Should my child apply to a college if their admission-test scores or grades are below published ranges?
Absolutely; admissions scores and grades shown on college’s websites are not cutoffs, but merely ranges. Admissions officers consider numerous factors when reviewing applications, and test scores and grades are only two parts of the larger picture. If you and your child begin the college application far enough in advance, it is possible to work with test preparation tutors, one of the services offered by Ivy Scholars, to raise standardized test scores in a relatively short period of dedicated time. Furthermore, with the help of Ivy Scholars professionals, your student has direct guidance on other application materials like the personal statement and supplemental essays, ensuring that he or she has the best possible chance of admission, even at reach schools.
Should my child even bother applying to colleges we likely can’t afford?
Yes; there are many financial aid packages available to help students afford schools outside of their family’s price range. To see what packages might be available to your family, fill out the FAFSA as early as possible after January 1.
Should my child apply early?
If your child is certain about which college he or she would like to attend, then it is usually a good idea to apply early. This is because there are less applications coming in at that time, which gives early applicants a somewhat higher acceptance rate. If your child is not certain however, then he or she should be careful because many early applications are binding upon acceptance (although this varies from school to school).
Who should my child ask for a letter of recommendation?

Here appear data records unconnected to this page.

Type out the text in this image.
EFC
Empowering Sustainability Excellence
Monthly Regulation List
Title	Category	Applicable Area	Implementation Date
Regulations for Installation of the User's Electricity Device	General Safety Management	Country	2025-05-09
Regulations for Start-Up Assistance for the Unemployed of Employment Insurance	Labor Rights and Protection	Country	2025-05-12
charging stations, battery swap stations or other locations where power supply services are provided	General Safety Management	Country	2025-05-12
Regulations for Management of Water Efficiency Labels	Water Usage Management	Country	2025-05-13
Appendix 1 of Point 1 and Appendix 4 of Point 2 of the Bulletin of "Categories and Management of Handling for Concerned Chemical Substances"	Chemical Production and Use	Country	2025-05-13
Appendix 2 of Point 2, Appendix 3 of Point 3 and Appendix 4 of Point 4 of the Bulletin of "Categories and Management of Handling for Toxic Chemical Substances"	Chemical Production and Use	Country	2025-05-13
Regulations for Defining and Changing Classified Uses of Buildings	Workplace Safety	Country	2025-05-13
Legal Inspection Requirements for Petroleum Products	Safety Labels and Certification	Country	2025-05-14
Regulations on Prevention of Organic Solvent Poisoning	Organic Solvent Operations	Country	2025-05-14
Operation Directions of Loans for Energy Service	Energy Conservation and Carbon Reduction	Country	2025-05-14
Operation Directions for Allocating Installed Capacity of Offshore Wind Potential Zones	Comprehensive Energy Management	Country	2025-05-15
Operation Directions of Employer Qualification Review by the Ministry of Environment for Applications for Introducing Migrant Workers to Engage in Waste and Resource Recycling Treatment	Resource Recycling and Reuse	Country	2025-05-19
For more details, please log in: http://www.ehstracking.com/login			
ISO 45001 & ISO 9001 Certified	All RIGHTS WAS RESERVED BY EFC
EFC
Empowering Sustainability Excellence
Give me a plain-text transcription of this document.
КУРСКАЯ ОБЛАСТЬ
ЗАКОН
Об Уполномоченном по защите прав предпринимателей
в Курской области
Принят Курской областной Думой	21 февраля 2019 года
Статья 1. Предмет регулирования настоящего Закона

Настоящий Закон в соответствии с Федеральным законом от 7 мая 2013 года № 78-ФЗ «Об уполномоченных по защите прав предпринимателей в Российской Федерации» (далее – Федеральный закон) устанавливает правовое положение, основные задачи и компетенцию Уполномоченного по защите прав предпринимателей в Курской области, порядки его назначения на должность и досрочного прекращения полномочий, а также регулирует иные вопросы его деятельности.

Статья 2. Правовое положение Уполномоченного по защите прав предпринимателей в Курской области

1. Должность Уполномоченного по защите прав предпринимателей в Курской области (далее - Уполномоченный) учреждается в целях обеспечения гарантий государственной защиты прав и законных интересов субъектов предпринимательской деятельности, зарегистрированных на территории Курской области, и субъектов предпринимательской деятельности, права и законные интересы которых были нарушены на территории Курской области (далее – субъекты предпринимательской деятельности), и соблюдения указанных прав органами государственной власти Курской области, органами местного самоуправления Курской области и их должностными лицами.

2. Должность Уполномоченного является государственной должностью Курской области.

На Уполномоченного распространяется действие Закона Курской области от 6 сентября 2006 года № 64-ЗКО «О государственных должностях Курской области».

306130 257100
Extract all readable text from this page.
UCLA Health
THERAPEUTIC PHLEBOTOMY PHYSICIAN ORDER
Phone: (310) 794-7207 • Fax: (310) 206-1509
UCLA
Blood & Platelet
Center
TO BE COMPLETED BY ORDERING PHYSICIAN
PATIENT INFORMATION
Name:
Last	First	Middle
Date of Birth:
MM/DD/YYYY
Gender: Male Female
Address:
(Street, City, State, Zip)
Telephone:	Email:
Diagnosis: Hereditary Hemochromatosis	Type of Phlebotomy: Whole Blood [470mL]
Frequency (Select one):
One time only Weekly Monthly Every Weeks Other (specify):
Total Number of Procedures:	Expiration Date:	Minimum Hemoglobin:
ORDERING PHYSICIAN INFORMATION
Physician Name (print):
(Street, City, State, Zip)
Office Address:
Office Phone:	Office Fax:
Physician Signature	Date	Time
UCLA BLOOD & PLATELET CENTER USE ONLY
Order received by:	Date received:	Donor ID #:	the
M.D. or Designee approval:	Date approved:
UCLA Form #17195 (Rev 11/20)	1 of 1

Most applications require a letter of recommendation and some require multiple. The two most important things to consider when selecting your letter writer(s) is to choose someone who knows you well and who is a good writer. It is also important to give the letter writer(s) ample time to write a letter that will stand out to admissions officers. With the expertise of Ivy Scholars professionals, your child will be guided through this process and advised about the best kinds of people to ask and how to ask them appropriately.
Should my child send additional materials?
Additional materials should only be sent if absolutely necessary because colleges spend a considerable amount of time creating applications that they feel are completely comprehensive. Many arts programs, however, do require supplemental portfolios. Further, if your child really does have any extenuating circumstances that would provide genuine insight into his or her case, do not hesitate to submit such materials.
When will my child receive a school’s decision?
Most schools send out decisions in late March / early April. If your child applies early decision, he or she should expect to hear back sometime between mid-December and early January. While waiting can be a stressful experience, if your child has truly put in his or her maximal effort with college preparation and applications, this is a time to sit back, relax, and enjoy the rest of senior year (while keeping grades and extracurricular activities going strong of course!).